Sorry I don't have anything more concrete to offer at this time. I realize I've been saying "we're working on it" for too long. Really, we are.

The company decided to remove direct access to their transactional key-value store and force interactions through the SQL layer. From this comment in the FAQ, it looks like the overhead for some mutations is small: https://www.cockroachlabs.com/docs/frequently-asked-question...

Do range queries on a simple table also translate to underlying key-value range queries with minimal overhead?

Yes. (I work there too)
I am a database newbie, what are it's pros and cons over postgres?
On a similar note, how does this compare against Citus?
Citus is offered as a Postgres extension, primarily allowing you to run a cluster of postgres servers together as a single logical database with tables automatically sharded by a key of your choosing.

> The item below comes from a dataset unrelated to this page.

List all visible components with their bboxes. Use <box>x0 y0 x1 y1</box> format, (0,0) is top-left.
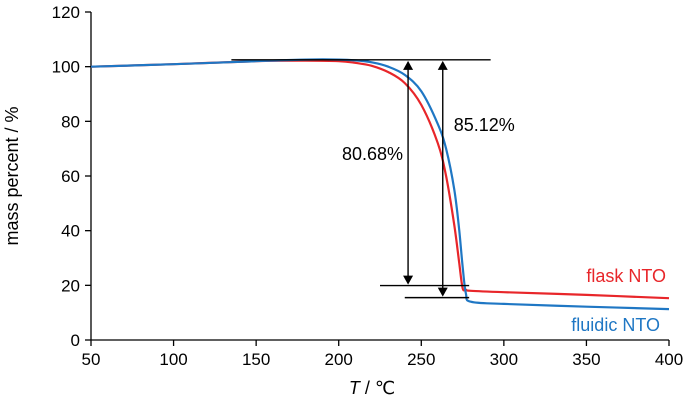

Slightly limited but distributed SQL queries can run across all nodes to speed up access or scan lots of data - or you can choose something like a customer_id to shard all the tables the same way so that all data for that customer would be on the same node, allowing for full SQL syntax and features on data of that node (because it would just be a regular postgres server).

For a data-warehouse/fast-realtime scenario, I would also recommend MemSQL although it is proprietary.

CockroachDB supports the PostgreSQL wire protocol, but does it support JSONB and GIN indexes?
Not yet. On the roadmap though.
Is .net core a second class citizen? Why dont you care c# clients (npgsql)
.Net wasn't a priority due to our very limited resources. We will be expanding the number of drivers and ORMs greatly over the next while.

That being said, I tested npgsql a few days ago and it worked perfectly. Nothing too extensive, just created a db, 2 tables, inserted some data and did a join. So please give it a shot and if it doesn't work, file issues and we'll address them.

(disclosure: I work at cockroach labs)

CockroachDB is an exciting development and we fit right into the underserved use-case of multi-regional databases. If it had JSON columns we would put it into production today.

Google's Spanner is pretty great too but also missing any json columns and too locked into GCP. We're also looking at using a JanusGraph on top of ScyllaDB to get better querying ability with strong multi-region access.